Where to stay: Located near the sacred Har-ki-PauriGhat (steps leading down to the river), which is lit up with diyas and adorned with flowers during Diwali, the Haveli Hari Ganga provides travellers with a great base for exploring this important pilgrimage city. The3-star hotel is just minutes away from the popular Mansa Devi Temple and enables guests to easily take in historical sights and immerse themselves in traditional Diwali celebrations at the same time. Rooms start from Rs, 5,517 a night on Hotels.com.


Amritsar, Punjab
As the spiritual home of Sikhism, the city of Amritsar in the northwestern state of Punjab is the epicentre for the celebration of BandiChhorh Divas, a Sikh festival that coincides with the third day of Diwali. Known as the Day of Liberation in English, the festival celebrates the release of Guru HargobindJi and 52 princes in 1619. The Guru’s subsequent arrival in Amritsar several days later in the midst of Diwali celebrations has since associated his liberation with the Festival of Lights, and hundreds of years later, this momentous occasion is still commemorated with thousands of candles and lamps, literally lighting up the whole city.

Travellers will be hard pressed to find a better-lit city than Amritsar during Diwali, in particular the Sri Harmandir Sahib (Golden Temple), a Sikh Gurdwara surrounded by a large lake. The temple is a sight to behold during Diwali, as the entire building is literally set aglow by the lights on and around it. Devotees set oil lamps and candles floating in the water surrounding it and rounding off the celebrations with a spectacular fireworks display and endless rounds of bursting firecrackers.

Where to stay: Located less than 100 metres the Golden Temple, the Hotel CJ International is your best bet for a front row view of the Diwali extravaganza in Amritsar.  Other nearby points of interest include the Jallianwala Bagh public garden, home to the memorial that commemorates the massacre of more than 1,500 peaceful celebrators on the Punjabi New Year in 1919, as well as the Durgiana Temple, also known as the Silver Temple for its carved silver doors. Rooms start from Rs. 1,672 a night on Hotels.com.
 

Mumbai, Maharashtra
Travellers looking for something different to the North should head to Mumbai in the state of Maharashtra, where Diwali celebrations typically last for four days.Comprising rituals that honour the bond between mother and child, husbands and wives as well as brothers and sisters, Diwali celebrations in Mumbai tend to carry a more sacred and holy aura to it compared to the North.

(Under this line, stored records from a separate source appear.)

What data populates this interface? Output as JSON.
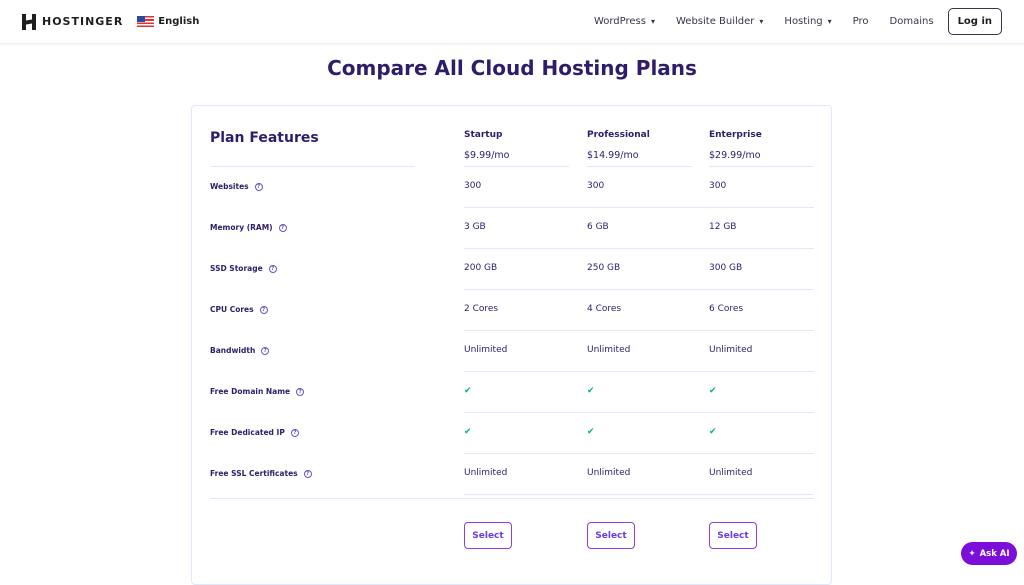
{
  "header": {
    "brand": "HOSTINGER",
    "language": "English",
    "nav": [
      {
        "label": "WordPress",
        "dropdown": true
      },
      {
        "label": "Website Builder",
        "dropdown": true
      },
      {
        "label": "Hosting",
        "dropdown": true
      },
      {
        "label": "Pro",
        "dropdown": false
      },
      {
        "label": "Domains",
        "dropdown": false
      }
    ],
    "login": "Log in"
  },
  "title": "Compare All Cloud Hosting Plans",
  "table": {
    "heading": "Plan Features",
    "plans": [
      {
        "name": "Startup",
        "price": "$9.99/mo",
        "select": "Select"
      },
      {
        "name": "Professional",
        "price": "$14.99/mo",
        "select": "Select"
      },
      {
        "name": "Enterprise",
        "price": "$29.99/mo",
        "select": "Select"
      }
    ],
    "features": [
      {
        "label": "Websites",
        "values": [
          "300",
          "300",
          "300"
        ]
      },
      {
        "label": "Memory (RAM)",
        "values": [
          "3 GB",
          "6 GB",
          "12 GB"
        ]
      },
      {
        "label": "SSD Storage",
        "values": [
          "200 GB",
          "250 GB",
          "300 GB"
        ]
      },
      {
        "label": "CPU Cores",
        "values": [
          "2 Cores",
          "4 Cores",
          "6 Cores"
        ]
      },
      {
        "label": "Bandwidth",
        "values": [
          "Unlimited",
          "Unlimited",
          "Unlimited"
        ]
      },
      {
        "label": "Free Domain Name",
        "values": [
          "✔",
          "✔",
          "✔"
        ]
      },
      {
        "label": "Free Dedicated IP",
        "values": [
          "✔",
          "✔",
          "✔"
        ]
      },
      {
        "label": "Free SSL Certificates",
        "values": [
          "Unlimited",
          "Unlimited",
          "Unlimited"
        ]
      }
    ]
  },
  "ask_ai": "Ask AI",
  "icons": {
    "help": "?",
    "chevron": "⌄",
    "check": "✔",
    "sparkle": "✦"
  }
}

Lucky enough to be in Mumbai during Diwali? If you don’t mind the crowds, head to the colourfully decorated markets and shops, where you can find Indian handicrafts, jewellery and souvenirs at fabulous festival discounts. Step into a sweetshop and sample various Indian sweets, or simply admire the houses decorated with Rangolis – colourful designs drawn on the entrances with powder. At night, take part in the celebrations by lighting a diya and try your hand at bursting crackers, or simply sit back and enjoy the atmosphere as the entire city lights up.

Where to stay: One of the most fashionable places for Diwali celebrations in Mumbai is Marine Drive, a 3km long boulevard along the coast that’s also known as the Queen’s Necklace for the street lamps that resemble a string of pearls at night. Just a stone’s throw away is the Intercontinental Marine Drive Mumbai, the perfect base that not only provides travellers respite from the bustling city but also keeps you close to the action. Rooms start from Rs. 10,641 per night on Hotels.com.